Older supporters of Bray Wanderers are having to convince themselves that it's not all a dream.
But it's true that their club are third in the league table, level on points with the all-conquering Dundalk side, and six points ahead of a Shamrock Rovers side who, in recent seasons, have let current Bray men Conor Kenna, Gary McCabe, Aaron Greene and Tim Clancy leave.
Getting there has been an up-and-down affair with three defeats in nine games and just one clean sheet, but tonight's test at home to Shamrock Rovers will give a good indication of whether Bray can stay up there.
The much-travelled winger Greene - Bray are his seventh club in a nine-season League of Ireland career - says the motto at the club is Keep It Simple.
"We're not complicating things, we have a game plan, it worked up in Dundalk last week when we beat them 3-1, we just do the simple things well," says Greene, who moved to Bray in the off season from Limerick.
"It's great to be where we are but if we lose two in a row we will slide back down the table just as quickly. So we will enjoy this, being in the top three, but we have to work hard to make it last."
But if there is one part of the Bray story missing this season, then it's some appreciation from the public. Their last home game was a 1-0 win over Galway United but the reported attendance was just 477 paying punters. Greene's previous club (Limerick) regularly got three times that gate on a weekly basis while playing in the second tier.

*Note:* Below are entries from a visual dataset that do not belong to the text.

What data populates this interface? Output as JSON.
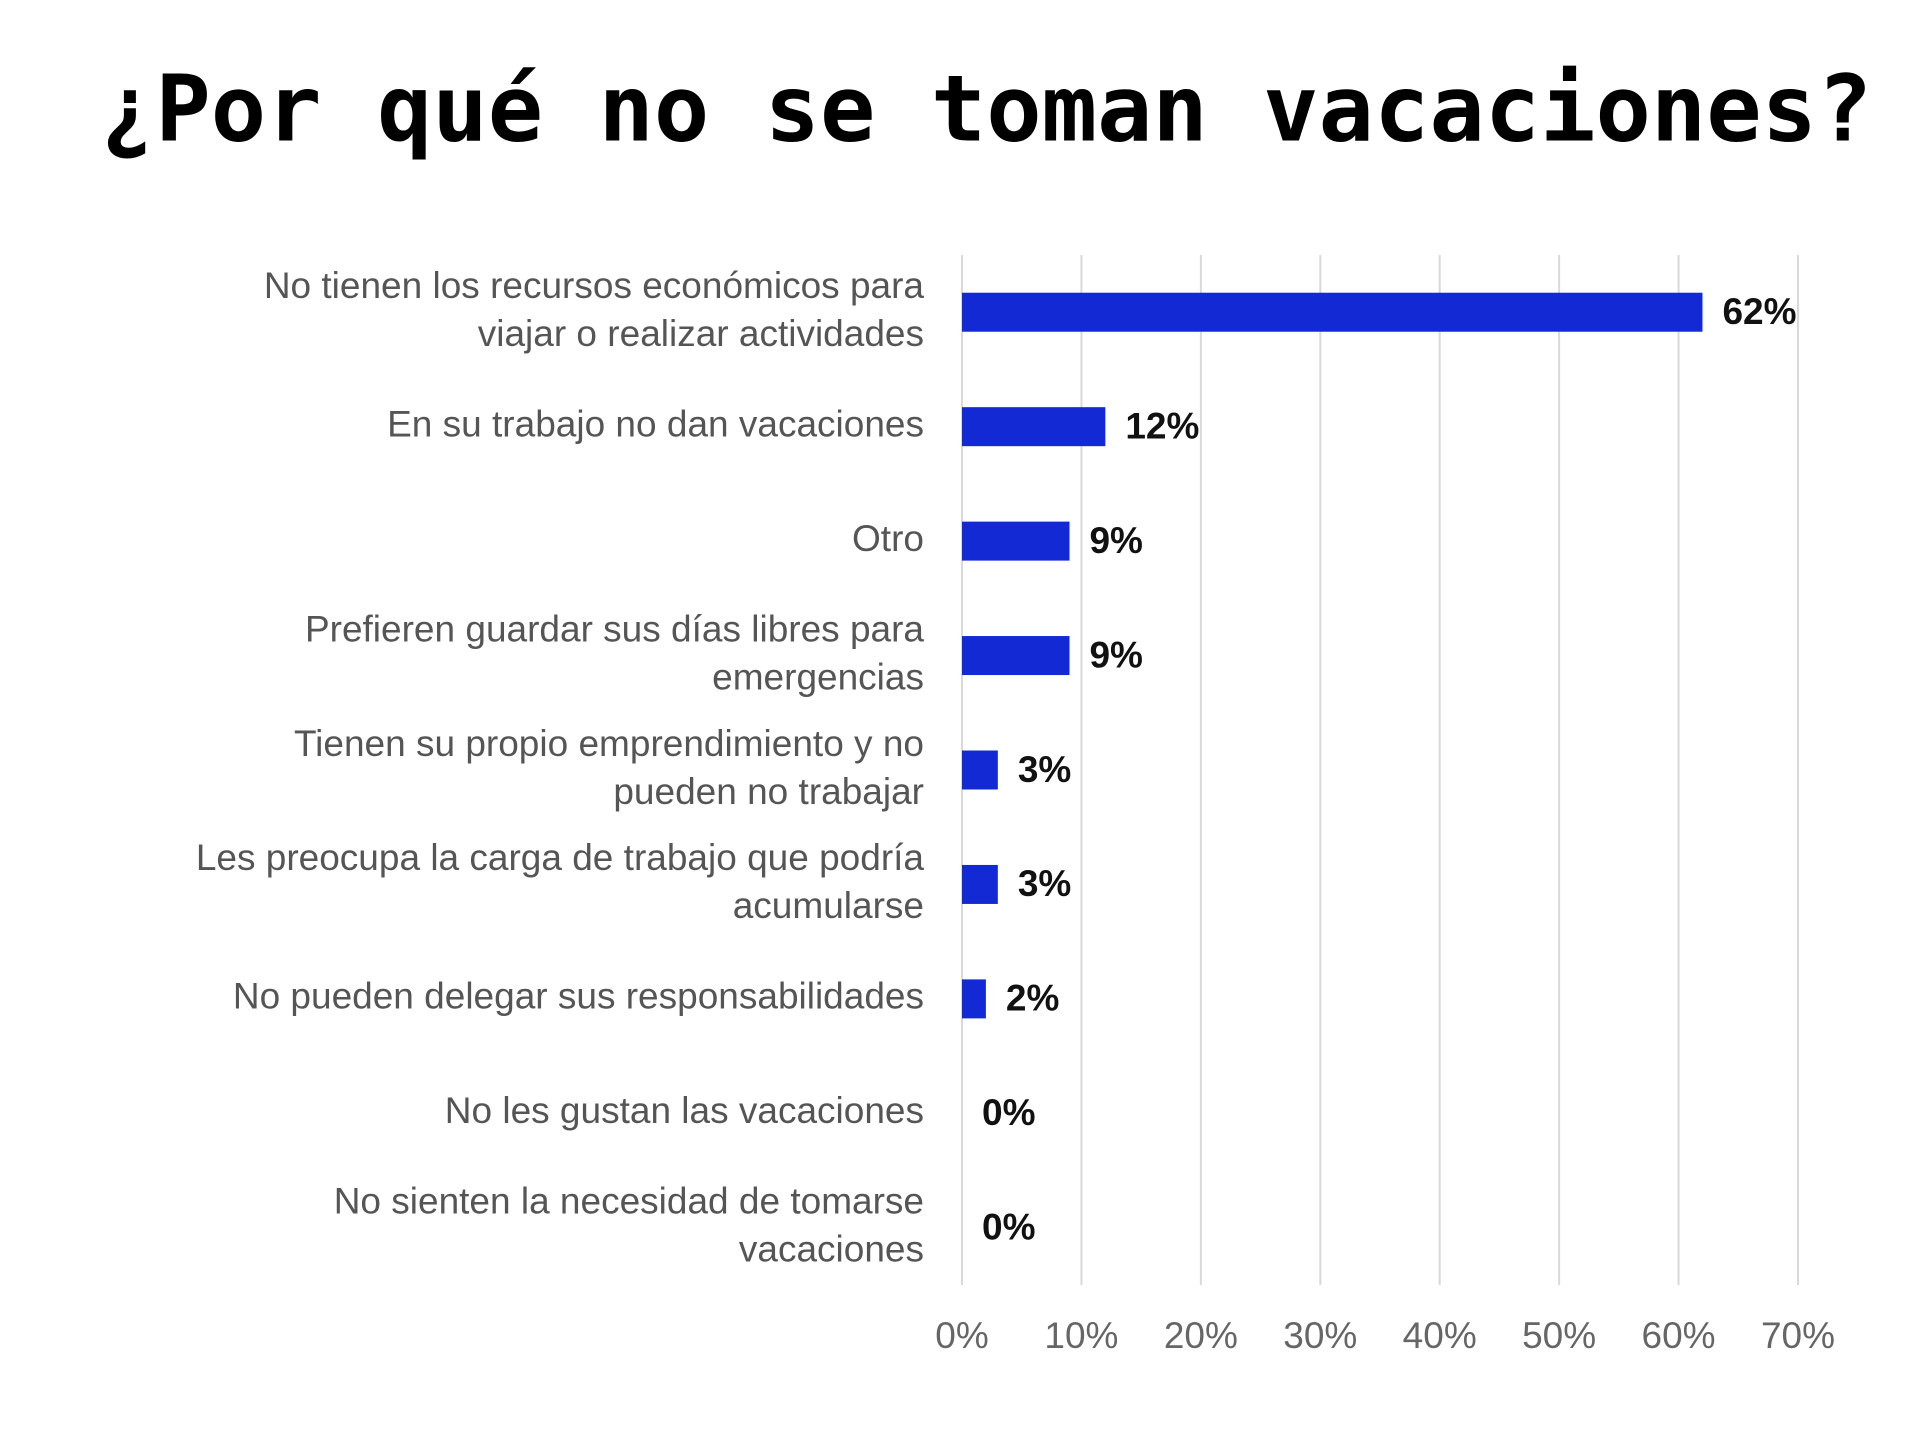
{
  "chart_data": {
    "type": "barh",
    "title": "¿Por qué no se toman vacaciones?",
    "categories": [
      [
        "No tienen los recursos económicos para",
        "viajar o realizar actividades"
      ],
      [
        "En su trabajo no dan vacaciones"
      ],
      [
        "Otro"
      ],
      [
        "Prefieren guardar sus días libres para",
        "emergencias"
      ],
      [
        "Tienen su propio emprendimiento y no",
        "pueden no trabajar"
      ],
      [
        "Les preocupa la carga de trabajo que podría",
        "acumularse"
      ],
      [
        "No pueden delegar sus responsabilidades"
      ],
      [
        "No les gustan las vacaciones"
      ],
      [
        "No sienten la necesidad de tomarse",
        "vacaciones"
      ]
    ],
    "values": [
      62,
      12,
      9,
      9,
      3,
      3,
      2,
      0,
      0
    ],
    "value_labels": [
      "62%",
      "12%",
      "9%",
      "9%",
      "3%",
      "3%",
      "2%",
      "0%",
      "0%"
    ],
    "color": "#1229d4",
    "xlim": [
      0,
      70
    ],
    "xticks": [
      {
        "value": 0,
        "label": "0%"
      },
      {
        "value": 10,
        "label": "10%"
      },
      {
        "value": 20,
        "label": "20%"
      },
      {
        "value": 30,
        "label": "30%"
      },
      {
        "value": 40,
        "label": "40%"
      },
      {
        "value": 50,
        "label": "50%"
      },
      {
        "value": 60,
        "label": "60%"
      },
      {
        "value": 70,
        "label": "70%"
      }
    ],
    "grid": true
  }
}
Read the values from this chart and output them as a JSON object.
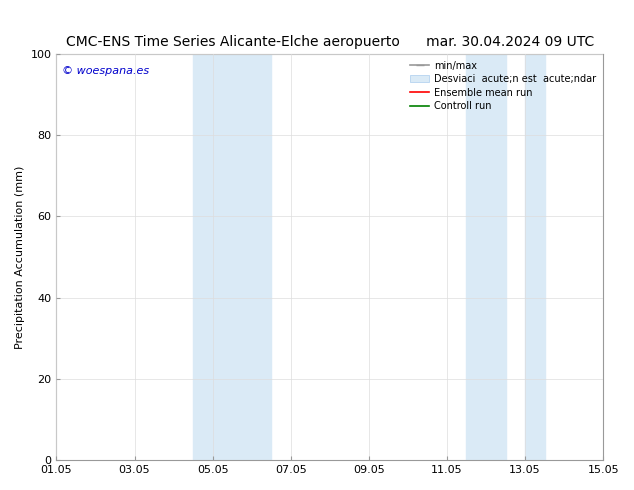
{
  "title_left": "CMC-ENS Time Series Alicante-Elche aeropuerto",
  "title_right": "mar. 30.04.2024 09 UTC",
  "ylabel": "Precipitation Accumulation (mm)",
  "xlim": [
    0,
    14
  ],
  "ylim": [
    0,
    100
  ],
  "yticks": [
    0,
    20,
    40,
    60,
    80,
    100
  ],
  "xtick_labels": [
    "01.05",
    "03.05",
    "05.05",
    "07.05",
    "09.05",
    "11.05",
    "13.05",
    "15.05"
  ],
  "xtick_positions": [
    0,
    2,
    4,
    6,
    8,
    10,
    12,
    14
  ],
  "shaded_bands": [
    {
      "xstart": 3.5,
      "xend": 4.5,
      "color": "#daeaf6"
    },
    {
      "xstart": 4.5,
      "xend": 5.5,
      "color": "#daeaf6"
    },
    {
      "xstart": 10.5,
      "xend": 11.5,
      "color": "#daeaf6"
    },
    {
      "xstart": 12.0,
      "xend": 12.5,
      "color": "#daeaf6"
    }
  ],
  "watermark": "© woespana.es",
  "watermark_color": "#0000cc",
  "background_color": "#ffffff",
  "grid_color": "#dddddd",
  "spine_color": "#999999",
  "title_fontsize": 10,
  "ylabel_fontsize": 8,
  "tick_fontsize": 8,
  "legend_fontsize": 7,
  "watermark_fontsize": 8
}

But Bray Wanderers have not yet caught the imagination of the locals. Some are still suspicious of the motives behind the new set-up at the club while the dilapidated state of a clearly-outdated Carlisle Grounds does little to entice new fans.

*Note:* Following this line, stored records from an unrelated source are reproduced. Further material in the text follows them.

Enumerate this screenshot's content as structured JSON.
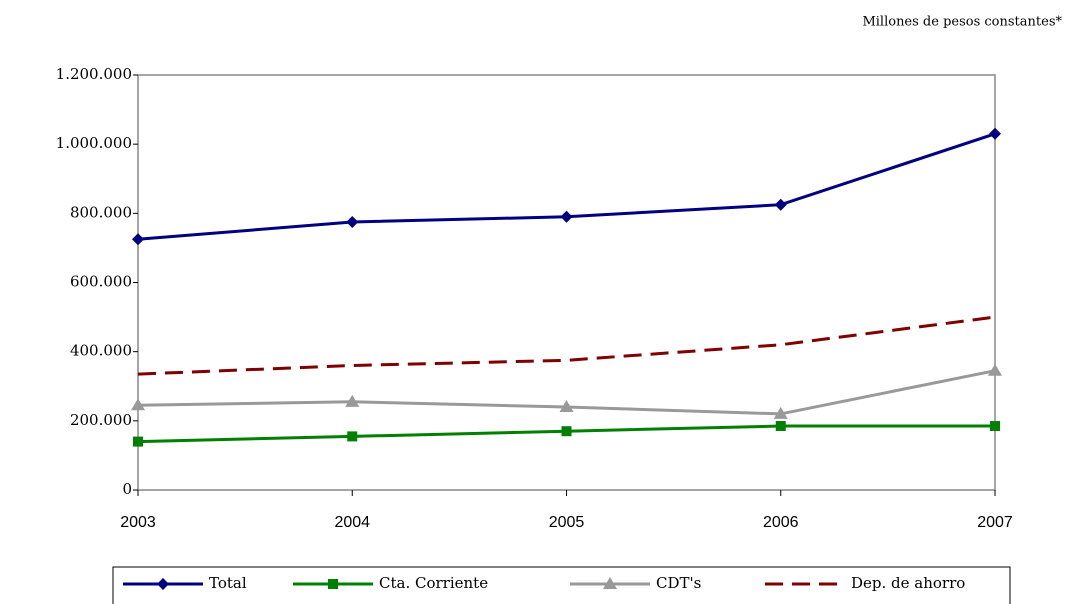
{
  "chart_data": {
    "type": "line",
    "subtitle": "Millones de pesos constantes*",
    "categories": [
      "2003",
      "2004",
      "2005",
      "2006",
      "2007"
    ],
    "series": [
      {
        "name": "Total",
        "color": "#000080",
        "marker": "diamond",
        "dash": false,
        "values": [
          725000,
          775000,
          790000,
          825000,
          1030000
        ]
      },
      {
        "name": "Cta. Corriente",
        "color": "#008000",
        "marker": "square",
        "dash": false,
        "values": [
          140000,
          155000,
          170000,
          185000,
          185000
        ]
      },
      {
        "name": "CDT's",
        "color": "#999999",
        "marker": "triangle",
        "dash": false,
        "values": [
          245000,
          255000,
          240000,
          220000,
          345000
        ]
      },
      {
        "name": "Dep. de ahorro",
        "color": "#800000",
        "marker": null,
        "dash": true,
        "values": [
          335000,
          360000,
          375000,
          420000,
          500000
        ]
      }
    ],
    "ylim": [
      0,
      1200000
    ],
    "yticks": [
      0,
      {
        "value": 200000,
        "label": "200.000"
      },
      {
        "value": 400000,
        "label": "400.000"
      },
      {
        "value": 600000,
        "label": "600.000"
      },
      {
        "value": 800000,
        "label": "800.000"
      },
      {
        "value": 1000000,
        "label": "1.000.000"
      },
      {
        "value": 1200000,
        "label": "1.200.000"
      }
    ],
    "grid": false
  }
}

And Greene, who has played for Galway United, Bohemians, Sligo Rovers, Shamrock Rovers, St Pat's and Limerick, admits it's a struggle.
"It's the old scenario, we are playing good, exciting football this season but how do you get people out of their houses on a Friday night?" he says.

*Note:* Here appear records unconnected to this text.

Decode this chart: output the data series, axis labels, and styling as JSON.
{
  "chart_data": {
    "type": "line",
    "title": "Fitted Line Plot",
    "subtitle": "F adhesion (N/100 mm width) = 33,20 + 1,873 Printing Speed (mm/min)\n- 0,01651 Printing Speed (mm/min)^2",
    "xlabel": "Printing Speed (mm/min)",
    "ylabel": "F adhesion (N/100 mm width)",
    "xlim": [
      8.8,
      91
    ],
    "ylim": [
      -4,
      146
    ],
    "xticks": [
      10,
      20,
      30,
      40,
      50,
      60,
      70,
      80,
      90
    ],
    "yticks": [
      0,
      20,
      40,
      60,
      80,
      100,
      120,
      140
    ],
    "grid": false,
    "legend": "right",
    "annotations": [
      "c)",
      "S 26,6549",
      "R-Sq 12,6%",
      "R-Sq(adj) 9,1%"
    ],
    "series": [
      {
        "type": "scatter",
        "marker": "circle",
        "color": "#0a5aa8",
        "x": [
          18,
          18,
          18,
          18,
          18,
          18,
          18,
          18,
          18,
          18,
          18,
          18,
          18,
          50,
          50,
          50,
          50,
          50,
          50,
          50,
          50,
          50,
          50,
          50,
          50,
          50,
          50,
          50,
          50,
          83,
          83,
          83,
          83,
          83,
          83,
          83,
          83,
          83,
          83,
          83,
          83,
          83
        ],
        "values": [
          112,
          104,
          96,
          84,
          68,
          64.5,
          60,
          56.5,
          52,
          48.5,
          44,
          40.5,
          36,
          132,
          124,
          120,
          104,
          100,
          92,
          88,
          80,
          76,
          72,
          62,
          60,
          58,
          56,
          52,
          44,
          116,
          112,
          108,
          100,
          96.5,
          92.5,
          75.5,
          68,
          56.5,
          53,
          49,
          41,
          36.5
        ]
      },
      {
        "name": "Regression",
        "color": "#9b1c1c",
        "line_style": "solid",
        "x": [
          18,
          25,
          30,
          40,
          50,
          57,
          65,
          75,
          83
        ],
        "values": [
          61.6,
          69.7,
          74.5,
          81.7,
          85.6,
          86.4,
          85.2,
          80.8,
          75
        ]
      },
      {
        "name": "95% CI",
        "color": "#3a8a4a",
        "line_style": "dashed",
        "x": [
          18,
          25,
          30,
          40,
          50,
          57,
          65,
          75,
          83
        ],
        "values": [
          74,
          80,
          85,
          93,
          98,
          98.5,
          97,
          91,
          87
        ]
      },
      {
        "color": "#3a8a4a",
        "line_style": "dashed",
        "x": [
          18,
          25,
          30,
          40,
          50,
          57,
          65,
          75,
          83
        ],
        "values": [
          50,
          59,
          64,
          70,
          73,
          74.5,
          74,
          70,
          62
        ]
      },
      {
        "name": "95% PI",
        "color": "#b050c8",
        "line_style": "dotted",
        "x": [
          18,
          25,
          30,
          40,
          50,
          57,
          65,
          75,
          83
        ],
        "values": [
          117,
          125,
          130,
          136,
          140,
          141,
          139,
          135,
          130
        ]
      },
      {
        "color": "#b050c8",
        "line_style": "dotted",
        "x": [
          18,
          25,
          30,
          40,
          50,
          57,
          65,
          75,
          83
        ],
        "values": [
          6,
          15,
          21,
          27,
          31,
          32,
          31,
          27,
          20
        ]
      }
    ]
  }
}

"Bray's a bit like Limerick to me, it's a place with a real rugby tradition and soccer has to fight for attention. It would be great if we could get more fans in. We had Finn Harps at home in a midweek game, I think we had 1,100 there on the night Martin O'Neill went to our game, but then you play Galway on a Saturday and the gate's not even 500.
"Limerick got good crowds when I was there and they are doing the same this season. So you have to hope that people turn up and see us as we are winning, people in Bray might say ' they are not a bad side, let's give them a chance'."
Bray have tried to make inroads into the community but Greene says there's more to be done.
"The kids are sitting at home in front of the TV, dreaming of being Alexis Sanchez and I think they just don't know that there are players in this league that they can look up to as well," he says.
"My son loves Manchester City, but he could probably name every player in the league here as well, he loves watching the likes of Patrick McEleney.
"Ok, I know we lost Daryl Horgan but we still have players like Brandon Miele, Sean Maguire, McEleney, Gary McCabe and Dylan Connolly here. We need to sell them better.
"When I was at Sligo they worked very hard at that and got the kids in. We had a brilliant crowd in Limerick last season for the EA Sports Cup final and as a player that spurs you on. Now, Limerick probably has a bigger football community than Bray but the club are trying." added Greene, an ever-present for Harry Kenny's side this term.
"It's been a funny season at times. We threw away points in games where we were expected to do well - we lost at home to Limerick, we lost away to Bohs when we were 2-0 up - but then we went to Derry and Dundalk and won both of them, I don't think anyone would have given us a chance of taking six points from Derry and Dundalk.
"I don't think any fixture is a given this season and with the three teams going down, there's something at stake every week."